Die dunkle Seite der unbegrenzten Möglichkeiten reizt Sie?

Ja. Bei diesen gesellschaftlichen Problemzonen, ob NSA oder Biotechnologie, da landen wir immer wieder bei der Frage: Wie schränkt man etwas ein, das so potent und mächtig ist? Doping im Leistungssport ist ein solcher Bereich, über den wir historisch bedingt schon sehr viel wissen. Man kann hier wunderbar exemplarisch lernen, wie es nicht funktioniert. Und das ist wichtig.

Fühlen Sie sich bei Ihrem Kampf von der Politik unterstützt oder behindert?

Konkrete Unterstützung oder nicht, das ist ja die eine Sache. Auf der guten Seite der Macht geht es sehr vielen Leuten gar nicht ums Geld. Aber wenn einem natürlich unter fadenscheinigen Argumenten Felsbrocken in den Weg gerollt werden, gibt es offensichtlich größere Probleme.

Perikles Simon.
Perikles Simon.

© imago

Zum Beispiel ist die von der Wada beauftragte anonyme Umfrage bei der Leichtathletik-WM 2011 in Daegu immer noch nicht offiziell veröffentlicht. 29 Prozent der Athleten gaben darin zu, gedopt zu haben. Wieso greift die Politik in so einem Fall nicht ein?

Das ist eine sehr gute Frage. Die Politik ist immerhin Finanzier des Anti-Doping- Kampfs. Man muss nicht bei jedem Fehler fundamental eingreifen. Aber wenn etwas schiefläuft, dann erwartet man schon, dass es aufgearbeitet wird. Man hat das Gefühl, es werden da sehr viele Hausaufgaben nicht gemacht. Die Athleten wissen immer noch nicht, wie viele fäschlich positive Tests entstehen können. Man weiß noch immer nicht, wie unreif oder reif bestimmte Testverfahren sind. Es sind viele Punkte, über die wir sehr wenig erfahren.

In Deutschland ist das Bundesinnenministerium für den Sport zuständig. Wie sieht Ihre Zusammenarbeit aus?

Ehrlich gesagt habe ich gar keinen Kontakt dorthin. Das ist Jahre her, dass ich mal angesprochen wurde, von einem aus dem Dienst ausscheidenden Staatssekretär. Da mache ich mir auch keine Illusionen, dass dort jemand mit offenen Armen auf mich zukommt. Ich glaube tatsächlich, es handelt sich hier um Systeme, die gar keine kritische Betrachtung von draußen brauchen. Da ist es im Gegenteil lästig, wenn von außen noch draufgeguckt wird.

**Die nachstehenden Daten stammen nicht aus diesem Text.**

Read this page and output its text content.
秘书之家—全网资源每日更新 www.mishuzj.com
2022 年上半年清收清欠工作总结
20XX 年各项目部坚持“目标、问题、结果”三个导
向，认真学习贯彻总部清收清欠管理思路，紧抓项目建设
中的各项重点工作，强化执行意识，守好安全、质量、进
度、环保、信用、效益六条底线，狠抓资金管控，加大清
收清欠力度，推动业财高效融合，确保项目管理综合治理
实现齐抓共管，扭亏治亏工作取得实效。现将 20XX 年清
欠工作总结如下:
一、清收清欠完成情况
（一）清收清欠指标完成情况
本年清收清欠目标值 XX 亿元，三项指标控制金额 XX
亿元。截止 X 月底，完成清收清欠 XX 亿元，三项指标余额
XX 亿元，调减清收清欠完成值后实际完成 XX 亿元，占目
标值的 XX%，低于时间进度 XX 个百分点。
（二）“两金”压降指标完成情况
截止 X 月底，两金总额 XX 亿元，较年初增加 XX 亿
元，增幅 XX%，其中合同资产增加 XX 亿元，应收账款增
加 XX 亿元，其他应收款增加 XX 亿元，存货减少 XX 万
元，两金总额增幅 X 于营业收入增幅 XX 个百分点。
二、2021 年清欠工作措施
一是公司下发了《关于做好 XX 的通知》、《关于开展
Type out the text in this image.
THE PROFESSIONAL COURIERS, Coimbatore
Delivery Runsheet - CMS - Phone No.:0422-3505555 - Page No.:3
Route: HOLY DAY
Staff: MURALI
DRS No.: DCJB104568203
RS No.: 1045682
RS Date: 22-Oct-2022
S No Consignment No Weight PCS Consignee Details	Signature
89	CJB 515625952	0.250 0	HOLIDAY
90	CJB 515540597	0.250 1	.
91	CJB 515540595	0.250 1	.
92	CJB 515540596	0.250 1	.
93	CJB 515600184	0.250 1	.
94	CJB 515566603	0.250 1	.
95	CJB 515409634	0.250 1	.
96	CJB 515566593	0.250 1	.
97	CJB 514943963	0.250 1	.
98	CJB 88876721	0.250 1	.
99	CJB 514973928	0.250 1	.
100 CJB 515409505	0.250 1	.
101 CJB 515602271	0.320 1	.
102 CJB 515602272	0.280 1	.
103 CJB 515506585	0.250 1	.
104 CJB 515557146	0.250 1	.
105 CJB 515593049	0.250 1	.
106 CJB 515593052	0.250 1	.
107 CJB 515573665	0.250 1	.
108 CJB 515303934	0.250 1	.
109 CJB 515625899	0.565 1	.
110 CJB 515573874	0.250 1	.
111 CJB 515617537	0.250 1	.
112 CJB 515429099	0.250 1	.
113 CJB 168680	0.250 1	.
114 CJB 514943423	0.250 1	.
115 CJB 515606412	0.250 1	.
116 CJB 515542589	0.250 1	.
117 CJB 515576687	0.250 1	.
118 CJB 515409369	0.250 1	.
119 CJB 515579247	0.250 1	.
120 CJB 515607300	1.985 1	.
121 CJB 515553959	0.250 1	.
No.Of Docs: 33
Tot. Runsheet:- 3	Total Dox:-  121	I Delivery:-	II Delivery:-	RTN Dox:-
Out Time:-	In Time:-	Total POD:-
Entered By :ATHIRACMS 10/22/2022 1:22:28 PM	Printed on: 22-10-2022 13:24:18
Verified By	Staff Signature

Politiker beschäftigen sich nur mit Sport, wenn es etwas zu feiern gibt?

Ja, natürlich. Da muss man doch mal ehrlich sein: Sie müssen schon ein großer Idealist sein, wenn Sie als Bundestagsabgeordneter statt in den Wirtschaftsausschuss in den Sportausschuss gehen. Der Sport ist einfach so eine lockere, liebe Nebenbeschäftigung der Welt. Da hört die Ernsthaftigkeit manchmal zu schnell auf. Das ist schade, denn der moderne Hochleistungssport ist von Geld durchtränkt.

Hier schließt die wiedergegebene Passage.